Vor dem Abgeordnetenhaus erklärte Bürgermeister Klaus Böger (SPD), von den Leistungen der Großen Koalition sei nichts abzustreichen. Er dankte Diepgen für dessen Leistungen, warf ihm aber vor, in der Parteispenden- und Bankenkrise "zu zögerlich und zu spät" gehandelt zu haben. Diepgen redete den SPD-Abgeordneten ins Gewissen.
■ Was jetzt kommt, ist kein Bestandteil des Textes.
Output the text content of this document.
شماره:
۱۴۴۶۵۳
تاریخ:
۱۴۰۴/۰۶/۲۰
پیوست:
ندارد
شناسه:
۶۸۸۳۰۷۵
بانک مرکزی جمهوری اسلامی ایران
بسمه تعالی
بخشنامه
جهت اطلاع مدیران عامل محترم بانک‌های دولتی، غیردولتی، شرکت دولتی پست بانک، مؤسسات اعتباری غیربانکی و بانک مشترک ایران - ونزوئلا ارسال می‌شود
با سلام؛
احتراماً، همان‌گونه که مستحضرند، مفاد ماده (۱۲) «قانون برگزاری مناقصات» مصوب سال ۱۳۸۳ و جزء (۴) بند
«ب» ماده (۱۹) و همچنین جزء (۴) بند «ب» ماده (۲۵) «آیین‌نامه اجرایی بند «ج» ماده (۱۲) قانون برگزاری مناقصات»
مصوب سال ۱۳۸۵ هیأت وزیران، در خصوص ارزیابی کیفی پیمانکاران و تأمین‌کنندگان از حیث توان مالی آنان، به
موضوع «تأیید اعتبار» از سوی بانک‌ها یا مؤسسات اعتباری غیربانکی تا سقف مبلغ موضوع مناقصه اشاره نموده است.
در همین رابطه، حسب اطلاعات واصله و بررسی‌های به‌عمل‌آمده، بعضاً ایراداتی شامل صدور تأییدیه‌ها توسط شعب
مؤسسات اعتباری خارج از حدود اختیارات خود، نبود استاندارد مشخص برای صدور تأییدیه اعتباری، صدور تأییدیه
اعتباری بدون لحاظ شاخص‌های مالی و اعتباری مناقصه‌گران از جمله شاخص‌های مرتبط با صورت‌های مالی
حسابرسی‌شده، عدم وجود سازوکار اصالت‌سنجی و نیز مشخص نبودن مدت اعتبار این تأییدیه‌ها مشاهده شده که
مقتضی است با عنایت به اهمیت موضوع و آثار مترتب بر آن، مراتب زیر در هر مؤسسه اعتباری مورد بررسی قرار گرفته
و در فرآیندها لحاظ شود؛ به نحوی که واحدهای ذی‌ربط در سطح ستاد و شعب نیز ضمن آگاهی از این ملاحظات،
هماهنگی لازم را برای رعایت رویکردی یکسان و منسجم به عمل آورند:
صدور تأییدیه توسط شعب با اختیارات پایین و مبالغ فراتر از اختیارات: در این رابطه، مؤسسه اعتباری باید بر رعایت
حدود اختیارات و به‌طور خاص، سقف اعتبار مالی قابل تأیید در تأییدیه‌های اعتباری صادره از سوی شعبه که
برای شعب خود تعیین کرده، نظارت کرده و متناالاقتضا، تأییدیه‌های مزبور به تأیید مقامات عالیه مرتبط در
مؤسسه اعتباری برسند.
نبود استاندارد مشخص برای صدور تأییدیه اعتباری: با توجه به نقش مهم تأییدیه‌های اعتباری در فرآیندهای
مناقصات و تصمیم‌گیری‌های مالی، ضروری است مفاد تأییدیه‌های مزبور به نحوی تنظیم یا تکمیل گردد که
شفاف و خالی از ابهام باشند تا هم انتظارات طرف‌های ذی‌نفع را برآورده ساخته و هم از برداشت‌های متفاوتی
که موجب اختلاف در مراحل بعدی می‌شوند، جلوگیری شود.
Seine geplante Abwahl am Sonnabend werde keine alltägliche Entscheidung sein. "Die Entscheidung kann Ihnen keiner abnehmen, jeder nehme sich also selbst in die Pflicht. Vergessen und verdrängen Sie nicht die Erinnerung an Ernst Reuter und Willy Brandt".

Der Grünen-Fraktionschef und designierte Justizsenator Wolfgang Wieland gestand Diepgen zu, "einen anderen Abgang verdient zu haben". Aber die CDU-Fraktion wolle den Regierungschef "als Opfer auf dem Altar eines Misstrauensvotums" sehen. Wieland warnte die Christdemokraten davor, "mit einem Lager- und Blockwahlkampf die Einheit der Stadt kaputt zu machen". Die Bürger der Stadt seien da längst weiter. "Freiheit statt Sozialismus läuft nicht mehr".

Der PDS-Fraktionsvorsitzende Harald Wolf warf der CDU vor, keinen ernsthaften Versuch zur Lösung der Finanzkrise unternommen zu haben. Vom neuen Senat forderte er einen Kassensturz und die Sanierung der Bankgesellschaft. Der CDU-Fraktionsvorsitzende Frank Steffel beklagte sich: "Die Senatskrise ist eine von langer Hand geplante Inszenierung". Jetzt versuche ein Machtkartell, den Wählerwillen nachträglich zu verfälschen. Seit fünf Monaten führten SPD, Grüne und PDS eine "Schmuddelkampagne" gegen die Union. Die CDU lehne eine Regierungsbeteiligung der PDS ab, weil dies die Zukunftschancen Berlins schwer beeinträchtige, "weil wir überzeugte Gegner des Kommunismus sind" und weil die PDS ihre unheilvolle Geschichte nicht aufgearbeitet habe.